Buying a home is possibly the most expensive purchase you'll ever make, and how to save for a down payment is one of the most common questions asked by first-time buyers.
The simple answer is: It's not easy. With high house prices and now high inflation and interest rates, it's safe to say that it's tough to save up for a healthy down payment.
Many people rely on the goodwill of parents and family members to give them a head start. According to the National Association of Realtors' 2021 Profile of Home Buyers and Sellers, 28% of first-time buyers used a gift or loan from friends or family for their down payments.
However, this isn't possible for everyone. So how do you save for a down payment? Keep reading for tips on buying a home for the first time.
How to save for a home down payment
Analyze your home finances and make cutbacks
The first thing you can do if you want to increase your savings is to make cutbacks to your current expenses.
Where are you spending unnecessarily? It's not just about cutting out takeout coffees. Look beyond that. Is there any way you can reduce your grocery bill by shopping elsewhere? Can you renegotiate cable or smartphone contracts? Are you wasting money on high-interest debt because you're only making minimum repayments each month?
List out all your ongoing expenses, try to break down what's unnecessary, and see if you can make little cutbacks here and there to boost your savings.
Increase your salary (to help with your home savings)
The other way to increase your savings is to have more money to play with in the first place. Consider working toward asking for a pay raise, finding a higher-paying job, or reskilling or transitioning to another career path in an effort to make more money to set aside for your down payment.

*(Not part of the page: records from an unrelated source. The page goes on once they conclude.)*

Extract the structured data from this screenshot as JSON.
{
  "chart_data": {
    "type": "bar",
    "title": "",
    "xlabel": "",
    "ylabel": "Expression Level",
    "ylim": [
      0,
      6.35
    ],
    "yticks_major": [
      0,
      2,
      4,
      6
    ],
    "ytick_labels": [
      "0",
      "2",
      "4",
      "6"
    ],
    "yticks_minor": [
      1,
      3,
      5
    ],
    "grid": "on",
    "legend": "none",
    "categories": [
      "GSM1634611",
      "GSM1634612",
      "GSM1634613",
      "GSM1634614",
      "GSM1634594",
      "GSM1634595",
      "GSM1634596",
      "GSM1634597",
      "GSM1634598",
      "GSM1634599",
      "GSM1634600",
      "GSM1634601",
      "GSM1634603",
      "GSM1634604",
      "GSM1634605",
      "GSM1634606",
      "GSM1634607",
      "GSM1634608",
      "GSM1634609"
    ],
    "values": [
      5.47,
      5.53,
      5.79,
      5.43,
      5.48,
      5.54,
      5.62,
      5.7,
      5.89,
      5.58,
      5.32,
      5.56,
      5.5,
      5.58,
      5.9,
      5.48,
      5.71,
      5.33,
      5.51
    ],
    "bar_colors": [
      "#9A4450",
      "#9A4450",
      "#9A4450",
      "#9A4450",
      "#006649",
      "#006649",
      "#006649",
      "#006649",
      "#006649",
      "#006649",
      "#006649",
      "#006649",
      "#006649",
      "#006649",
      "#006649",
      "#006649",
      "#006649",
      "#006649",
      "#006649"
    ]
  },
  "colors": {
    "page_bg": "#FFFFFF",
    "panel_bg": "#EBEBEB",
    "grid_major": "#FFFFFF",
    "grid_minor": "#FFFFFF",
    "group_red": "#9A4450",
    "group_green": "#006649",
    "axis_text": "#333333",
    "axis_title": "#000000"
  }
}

House prices are incredibly high in many areas of the country — the average home price reached $349,079 at the beginning of 2022. But if you are in a particularly high cost-of-living area, relocating is another option to make a house purchase more affordable.
If this is an option, consider potential salary differences and other aspects of the cost of living, such as insurance, state-specific taxes, and the cost of amenities, groceries, and so on.
Look at federal housing programs
With a number of federal housing programs available, you may have to save up less than you think. The Federal Housing Administration program, USDA loans, and VA loans are in place to help those with low to moderate income, veteran buyers, and those living in rural areas to afford a home.
If you or a joint homebuyer is a veteran, you could even buy a house with no down payment. Or, you could buy a home with a down payment as low as 3.5% with an FHA loan. Be sure to check eligibility criteria and income limits, as they may not be an option for everyone.
Automate your savings
If you typically leave your savings until the end of the month, you've probably found you tend to end up with less than you'd like. The way to avoid this is to automate your savings as soon as you get paid.
When your paycheck comes in, some banks allow you to automatically drop a set amount into a separate savings account. Once it's in there, don't touch it, and you'll watch your savings grow quicker.
Home buying tips for first-time buyers
Get pre-approved for a new home
A pre-approval letter is a letter from a mortgage lender that states how much they are willing to lend you. This comes with certain conditions and isn't 100% guaranteed, but it does put you in a better position to get an offer accepted — especially in a competitive market.
This makes your offer much more attractive because you're likely to get approved for a mortgage. Sellers prefer buyers to have a pre-approval in place because the sale is less likely to fall through.
Set money aside for when you move into your new home
It's tempting to put all of your savings into bulking up your down payment, but it's important to have a financial cushion for when you eventually move in.
If you throw all your money into the down payment, you may be left with no cash to buy furniture, home insurance, or cover moving costs. In the event that something breaks as soon as you move in, it helps to have an emergency fund to fall back on.
Don't overextend your finances
It's tempting to borrow the maximum a lender will give you and buy the house of your dreams. But be careful not to overextend your finances. Buying a house is already very expensive, and it's so important for you to be able to comfortably afford mortgage repayments plus all the other costs of owning a house.
Be cautious when deciding how much to borrow. Things like potential job loss, medical issues, a recession, and inflation are all going to affect your ability to afford your home.
Get home inspections
It's tempting to avoid inspections to save on home-buying costs. But if the home you wish to purchase has an expensive repair on the horizon, it may end up more expensive.
Get the brickwork, roof, basement, utility systems, and so on checked before you fully commit to the purchase. If an issue should arise, you could potentially renegotiate with the seller for a lower price or even walk away from the sale. This could save you from costly repair bills later down the line.
Seek professional advice
Buying a home can be a stressful, confusing, and overwhelming experience (whether you're a first-time buyer or not). So it helps to get the right advice from professionals who know the process inside out.
Be choosy and do in-depth research on your mortgage lenders and real estate agents so you can get the right guidance. In the meantime, save what you can and come up with a firm, realistic budget for your home purchase.